Virginia Tech’s Director of Creative Writing has a new book out. It’s a collection of prayers. He says the work of crafting a prayer is like what writers struggle with every day, expressing emotion, desires, hopes and dreams. But as you’ll hear in this story, the book is a very different take on what you may think of as a prayer.
Mathew Vollmer Reading from “A Book of Uncommon Prayer: “Poems for Lent, Post Game Day Blessing, For People Who are Seeing Their New Rental for the First Time, For the Unseeable Child in the Rear-Facing Safety Seat, For Gluten, For the Good and Proper Use of Money, For Lost Phones, For Post Interview Job Candidates….”
Mathew Vollmer’s idea of what a prayer is, evolved over time.
“When I was a kid I mostly asked for, please keep my parents safe, keep my sister safe. Thank you for this. Thank you for that. Thank you for our dogs and our food and our house and all that. So they were prayers of thanks but they were also petitions like; help me find my lost wallet.”
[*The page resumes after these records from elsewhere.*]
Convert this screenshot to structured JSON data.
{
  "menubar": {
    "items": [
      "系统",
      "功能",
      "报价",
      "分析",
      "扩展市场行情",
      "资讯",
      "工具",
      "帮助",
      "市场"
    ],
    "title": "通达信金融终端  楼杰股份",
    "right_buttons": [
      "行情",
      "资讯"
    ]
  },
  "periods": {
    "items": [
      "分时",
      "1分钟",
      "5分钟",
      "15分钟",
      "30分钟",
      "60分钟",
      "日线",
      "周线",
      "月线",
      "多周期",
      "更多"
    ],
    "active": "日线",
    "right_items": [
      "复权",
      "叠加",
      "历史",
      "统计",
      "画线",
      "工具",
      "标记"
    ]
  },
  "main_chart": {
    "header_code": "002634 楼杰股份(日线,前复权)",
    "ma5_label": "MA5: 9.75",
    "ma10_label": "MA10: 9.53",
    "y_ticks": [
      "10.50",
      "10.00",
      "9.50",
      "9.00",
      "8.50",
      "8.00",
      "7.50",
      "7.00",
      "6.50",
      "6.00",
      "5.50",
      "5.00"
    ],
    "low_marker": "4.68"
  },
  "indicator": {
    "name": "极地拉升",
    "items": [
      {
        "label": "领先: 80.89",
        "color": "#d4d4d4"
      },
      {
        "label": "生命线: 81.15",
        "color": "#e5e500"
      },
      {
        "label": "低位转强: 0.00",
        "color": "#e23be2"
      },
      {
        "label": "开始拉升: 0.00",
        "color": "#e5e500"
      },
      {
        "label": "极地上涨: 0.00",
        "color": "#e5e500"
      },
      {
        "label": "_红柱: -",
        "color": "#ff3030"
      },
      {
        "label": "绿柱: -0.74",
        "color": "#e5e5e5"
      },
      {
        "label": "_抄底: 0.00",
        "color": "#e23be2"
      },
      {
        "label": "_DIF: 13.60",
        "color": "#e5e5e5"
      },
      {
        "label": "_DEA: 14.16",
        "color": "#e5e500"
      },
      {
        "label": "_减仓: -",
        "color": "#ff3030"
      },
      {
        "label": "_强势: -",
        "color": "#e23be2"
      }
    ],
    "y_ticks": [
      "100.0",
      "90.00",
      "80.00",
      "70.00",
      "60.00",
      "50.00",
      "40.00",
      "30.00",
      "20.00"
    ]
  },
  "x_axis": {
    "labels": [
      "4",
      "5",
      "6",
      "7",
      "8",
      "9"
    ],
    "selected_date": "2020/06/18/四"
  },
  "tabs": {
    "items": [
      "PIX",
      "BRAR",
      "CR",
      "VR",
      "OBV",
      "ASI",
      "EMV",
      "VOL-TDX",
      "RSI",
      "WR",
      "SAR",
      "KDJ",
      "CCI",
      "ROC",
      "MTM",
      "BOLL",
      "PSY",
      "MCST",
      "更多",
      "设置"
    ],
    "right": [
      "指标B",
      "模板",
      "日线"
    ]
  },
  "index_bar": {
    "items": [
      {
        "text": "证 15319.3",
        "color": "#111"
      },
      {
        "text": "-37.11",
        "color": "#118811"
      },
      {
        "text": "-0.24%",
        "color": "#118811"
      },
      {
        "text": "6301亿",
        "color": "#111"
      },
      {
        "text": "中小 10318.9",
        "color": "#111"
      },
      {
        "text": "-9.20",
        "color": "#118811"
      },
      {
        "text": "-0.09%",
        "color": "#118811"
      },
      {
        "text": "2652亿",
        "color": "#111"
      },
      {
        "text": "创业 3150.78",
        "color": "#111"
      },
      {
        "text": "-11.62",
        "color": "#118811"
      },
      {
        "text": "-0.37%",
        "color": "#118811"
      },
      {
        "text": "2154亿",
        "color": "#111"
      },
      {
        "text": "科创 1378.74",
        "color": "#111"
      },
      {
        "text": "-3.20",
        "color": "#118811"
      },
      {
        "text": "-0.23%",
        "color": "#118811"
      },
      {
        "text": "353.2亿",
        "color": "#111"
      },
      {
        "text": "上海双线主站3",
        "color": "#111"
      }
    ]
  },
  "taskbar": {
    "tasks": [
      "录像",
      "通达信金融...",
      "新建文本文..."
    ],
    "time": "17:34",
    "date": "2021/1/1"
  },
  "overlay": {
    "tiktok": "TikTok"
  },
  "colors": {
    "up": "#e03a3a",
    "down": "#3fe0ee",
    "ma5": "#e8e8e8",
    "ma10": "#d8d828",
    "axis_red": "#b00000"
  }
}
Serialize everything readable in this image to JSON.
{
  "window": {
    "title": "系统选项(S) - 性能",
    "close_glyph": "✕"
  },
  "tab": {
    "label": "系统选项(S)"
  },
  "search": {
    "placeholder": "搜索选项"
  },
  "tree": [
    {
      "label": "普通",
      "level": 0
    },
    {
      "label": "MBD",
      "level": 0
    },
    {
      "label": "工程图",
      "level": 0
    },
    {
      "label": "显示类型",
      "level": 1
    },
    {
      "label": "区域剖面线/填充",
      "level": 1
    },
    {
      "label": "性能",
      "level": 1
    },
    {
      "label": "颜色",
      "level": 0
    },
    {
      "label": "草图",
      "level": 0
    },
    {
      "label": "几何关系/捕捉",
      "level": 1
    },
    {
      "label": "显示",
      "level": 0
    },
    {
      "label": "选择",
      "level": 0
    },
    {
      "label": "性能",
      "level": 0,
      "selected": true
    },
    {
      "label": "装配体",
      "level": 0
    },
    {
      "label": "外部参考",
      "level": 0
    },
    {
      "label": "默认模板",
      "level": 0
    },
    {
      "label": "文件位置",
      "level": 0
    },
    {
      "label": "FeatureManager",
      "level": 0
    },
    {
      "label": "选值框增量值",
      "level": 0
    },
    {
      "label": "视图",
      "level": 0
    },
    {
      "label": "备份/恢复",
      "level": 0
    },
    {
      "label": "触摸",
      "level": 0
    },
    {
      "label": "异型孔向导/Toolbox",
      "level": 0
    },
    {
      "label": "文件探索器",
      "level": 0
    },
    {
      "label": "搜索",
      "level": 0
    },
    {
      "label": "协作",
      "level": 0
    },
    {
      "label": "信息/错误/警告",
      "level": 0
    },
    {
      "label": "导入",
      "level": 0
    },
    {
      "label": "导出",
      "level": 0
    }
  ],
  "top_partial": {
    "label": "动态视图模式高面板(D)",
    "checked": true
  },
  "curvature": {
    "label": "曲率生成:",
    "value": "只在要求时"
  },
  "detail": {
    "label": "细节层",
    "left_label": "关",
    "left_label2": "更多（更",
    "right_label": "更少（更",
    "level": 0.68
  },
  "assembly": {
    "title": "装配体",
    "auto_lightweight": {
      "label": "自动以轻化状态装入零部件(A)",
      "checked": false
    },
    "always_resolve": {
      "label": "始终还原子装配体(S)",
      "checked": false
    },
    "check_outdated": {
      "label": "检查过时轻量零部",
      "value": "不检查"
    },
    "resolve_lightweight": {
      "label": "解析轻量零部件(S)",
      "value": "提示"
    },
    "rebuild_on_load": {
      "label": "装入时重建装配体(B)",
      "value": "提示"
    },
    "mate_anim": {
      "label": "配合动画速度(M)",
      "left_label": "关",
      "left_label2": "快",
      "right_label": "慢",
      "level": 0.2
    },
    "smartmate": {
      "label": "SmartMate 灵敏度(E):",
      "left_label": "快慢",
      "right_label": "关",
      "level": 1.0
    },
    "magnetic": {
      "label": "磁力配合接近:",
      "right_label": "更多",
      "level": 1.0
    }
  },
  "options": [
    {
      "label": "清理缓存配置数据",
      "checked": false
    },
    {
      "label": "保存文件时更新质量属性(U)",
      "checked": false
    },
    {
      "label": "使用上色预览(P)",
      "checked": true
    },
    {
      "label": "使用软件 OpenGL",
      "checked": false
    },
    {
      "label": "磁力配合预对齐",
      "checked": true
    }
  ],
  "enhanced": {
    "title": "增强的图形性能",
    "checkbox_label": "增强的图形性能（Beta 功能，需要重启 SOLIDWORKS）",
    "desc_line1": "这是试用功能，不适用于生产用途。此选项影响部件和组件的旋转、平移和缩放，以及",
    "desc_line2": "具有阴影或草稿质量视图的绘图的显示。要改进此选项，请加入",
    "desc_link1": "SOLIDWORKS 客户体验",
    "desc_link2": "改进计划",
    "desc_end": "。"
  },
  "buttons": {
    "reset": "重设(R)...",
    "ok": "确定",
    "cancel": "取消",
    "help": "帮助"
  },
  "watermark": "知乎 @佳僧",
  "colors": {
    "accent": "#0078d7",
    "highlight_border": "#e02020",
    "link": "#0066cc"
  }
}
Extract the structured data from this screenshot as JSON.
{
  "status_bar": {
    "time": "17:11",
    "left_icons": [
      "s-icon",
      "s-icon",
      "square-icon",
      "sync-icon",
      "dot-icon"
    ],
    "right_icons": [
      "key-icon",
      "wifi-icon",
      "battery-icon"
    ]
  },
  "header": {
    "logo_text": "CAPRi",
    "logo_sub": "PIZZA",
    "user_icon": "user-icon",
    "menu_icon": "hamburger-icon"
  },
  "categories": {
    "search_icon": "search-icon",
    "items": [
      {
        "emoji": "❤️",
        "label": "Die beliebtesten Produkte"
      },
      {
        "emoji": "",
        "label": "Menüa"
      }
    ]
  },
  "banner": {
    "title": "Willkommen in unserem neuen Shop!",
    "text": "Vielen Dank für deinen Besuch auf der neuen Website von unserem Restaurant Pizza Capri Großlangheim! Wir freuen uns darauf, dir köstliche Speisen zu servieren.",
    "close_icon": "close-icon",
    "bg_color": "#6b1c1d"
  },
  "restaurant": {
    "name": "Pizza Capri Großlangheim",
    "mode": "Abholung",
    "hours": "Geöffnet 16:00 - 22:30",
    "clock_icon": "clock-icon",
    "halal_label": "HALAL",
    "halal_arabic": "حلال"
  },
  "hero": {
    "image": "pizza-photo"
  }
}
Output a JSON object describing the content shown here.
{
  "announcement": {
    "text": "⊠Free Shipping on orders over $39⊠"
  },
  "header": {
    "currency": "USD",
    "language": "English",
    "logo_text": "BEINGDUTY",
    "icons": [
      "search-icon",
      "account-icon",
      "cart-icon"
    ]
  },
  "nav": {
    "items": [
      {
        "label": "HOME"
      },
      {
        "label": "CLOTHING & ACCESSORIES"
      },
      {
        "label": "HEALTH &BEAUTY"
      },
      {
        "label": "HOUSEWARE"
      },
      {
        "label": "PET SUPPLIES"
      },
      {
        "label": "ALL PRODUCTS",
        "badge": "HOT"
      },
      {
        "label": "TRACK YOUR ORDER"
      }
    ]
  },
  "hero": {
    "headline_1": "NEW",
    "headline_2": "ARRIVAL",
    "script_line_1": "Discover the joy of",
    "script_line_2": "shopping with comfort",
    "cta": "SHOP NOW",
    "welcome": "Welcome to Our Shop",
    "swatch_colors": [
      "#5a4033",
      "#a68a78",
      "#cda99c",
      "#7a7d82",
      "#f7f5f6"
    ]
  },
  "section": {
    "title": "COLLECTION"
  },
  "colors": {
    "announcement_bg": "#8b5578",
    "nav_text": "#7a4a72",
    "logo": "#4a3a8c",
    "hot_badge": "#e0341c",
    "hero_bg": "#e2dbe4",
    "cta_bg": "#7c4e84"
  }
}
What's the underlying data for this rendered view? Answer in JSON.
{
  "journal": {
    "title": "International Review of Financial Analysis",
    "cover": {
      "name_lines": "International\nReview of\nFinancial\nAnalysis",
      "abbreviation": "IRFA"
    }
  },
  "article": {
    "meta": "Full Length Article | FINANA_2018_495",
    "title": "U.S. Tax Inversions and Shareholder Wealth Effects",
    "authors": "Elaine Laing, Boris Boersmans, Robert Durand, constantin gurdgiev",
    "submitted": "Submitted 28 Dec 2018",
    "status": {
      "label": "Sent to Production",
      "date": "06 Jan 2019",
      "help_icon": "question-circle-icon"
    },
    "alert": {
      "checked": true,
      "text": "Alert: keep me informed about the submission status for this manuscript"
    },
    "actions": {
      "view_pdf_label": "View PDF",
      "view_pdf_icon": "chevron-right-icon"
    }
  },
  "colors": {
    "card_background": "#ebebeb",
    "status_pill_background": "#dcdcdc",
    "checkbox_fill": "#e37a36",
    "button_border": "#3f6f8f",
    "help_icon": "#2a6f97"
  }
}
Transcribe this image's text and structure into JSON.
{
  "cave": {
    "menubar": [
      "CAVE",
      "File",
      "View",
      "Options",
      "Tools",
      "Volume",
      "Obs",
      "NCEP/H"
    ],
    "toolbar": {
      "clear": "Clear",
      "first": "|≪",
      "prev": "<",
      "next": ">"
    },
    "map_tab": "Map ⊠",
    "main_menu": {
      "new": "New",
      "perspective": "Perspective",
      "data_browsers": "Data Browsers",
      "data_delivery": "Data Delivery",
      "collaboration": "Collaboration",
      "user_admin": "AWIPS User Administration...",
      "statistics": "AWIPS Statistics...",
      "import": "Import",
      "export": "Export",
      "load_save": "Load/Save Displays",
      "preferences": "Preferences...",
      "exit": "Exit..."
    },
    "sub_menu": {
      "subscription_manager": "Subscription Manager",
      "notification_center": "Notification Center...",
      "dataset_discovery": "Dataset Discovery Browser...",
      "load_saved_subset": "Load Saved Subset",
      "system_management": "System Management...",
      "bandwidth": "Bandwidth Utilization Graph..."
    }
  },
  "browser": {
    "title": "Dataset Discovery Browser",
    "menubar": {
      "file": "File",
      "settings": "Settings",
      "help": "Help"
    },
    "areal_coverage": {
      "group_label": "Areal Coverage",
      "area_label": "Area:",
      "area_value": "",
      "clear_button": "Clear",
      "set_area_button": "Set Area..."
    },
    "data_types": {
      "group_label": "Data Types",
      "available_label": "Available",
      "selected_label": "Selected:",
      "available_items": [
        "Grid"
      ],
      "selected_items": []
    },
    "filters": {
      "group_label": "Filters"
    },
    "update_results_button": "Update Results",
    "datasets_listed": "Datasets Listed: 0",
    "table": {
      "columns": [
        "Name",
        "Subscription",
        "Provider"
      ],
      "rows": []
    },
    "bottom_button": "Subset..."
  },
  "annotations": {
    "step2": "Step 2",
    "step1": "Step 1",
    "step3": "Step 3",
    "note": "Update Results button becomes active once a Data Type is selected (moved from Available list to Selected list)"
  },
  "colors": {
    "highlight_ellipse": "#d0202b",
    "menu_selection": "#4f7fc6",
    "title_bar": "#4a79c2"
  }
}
His new collection is called, “A Book of Uncommon Prayer” not to be confused with THE Book of Common Prayer written in the 16th century and featured since then at the Anglican Church to the point where people today can often recite them by memory.
“The Book of Common Prayer has a section in it, prayers and thanksgivings, I think it’s called in which there are prayers for all occasions. So there are prayers for the sick, prayers for government, prayers for rain, prayers for just about anything you can think of.
Vollmer grew up as a Seventh Day Adventists, where the prayers are not so circumscribed. In fact they’re not written down at all, but rather evolve in real time. Prayers with which no one could read along. And that gave him the idea for this collection.
“I’m always interested in forms that writing has taken or can take so these are prayers but they’re also essays and meditations. And the ways that the conventions of particular forms exert pressure on the writer. You have to do certain things for it to be a prayer or be considered a prayer but then how do you go off the rails? How can you re-shape someone’s understanding of what a prayer is or what a prayer can do? And I’m always interested in the ways that writing can help us receive the actual forms where the writing resides.”
It’s something you can hear even in this list of titles of the poems he wrote or commissioned from dozens of other writers.
Mathew Vollmer Reading from “A Book of Uncommon Prayer:
“For the Harmless, Yet Disgusting Parasitic Nematodes that Last Week Briefly Infected Our Children, For the Spudnuts as They Take to the Sky, For the Woman who Bought a Groupon, For a Teenage Girl Embarking Upon a Week Long Carnival Cruise with Her Parents, For Target, To God Almighty that I Have Never Believed In, Especially Since This Entity Saw Fit to Take My Best Friend Rosemarie Who Had Just Finished Med School at Johns Hopkins, When She Was Killed in a Horrible Car Accident, For Lubbock, For Those Haunted by Deceased Parents, Lost Youth, Missed Connections, Misspent Friendships, Spent Looks, Dropped Balls, Roads Not Taken, Words Not Spoken, Words Spoken, Dampened Passions, Failures of Both Business and Imagination, Bad Calls, Mixed Bags, Sagging Flesh, Spilt Milk, Bad Blood and Random Acts of Unkindness.”
Mathew Vollmer will read some of the poems of these titles at the Blacksburg Public Library in A Night of Fiction and Poetry with Matthew Vollmer & Erika Meitner on Miller Street, Monday, December 7th at 7 pm.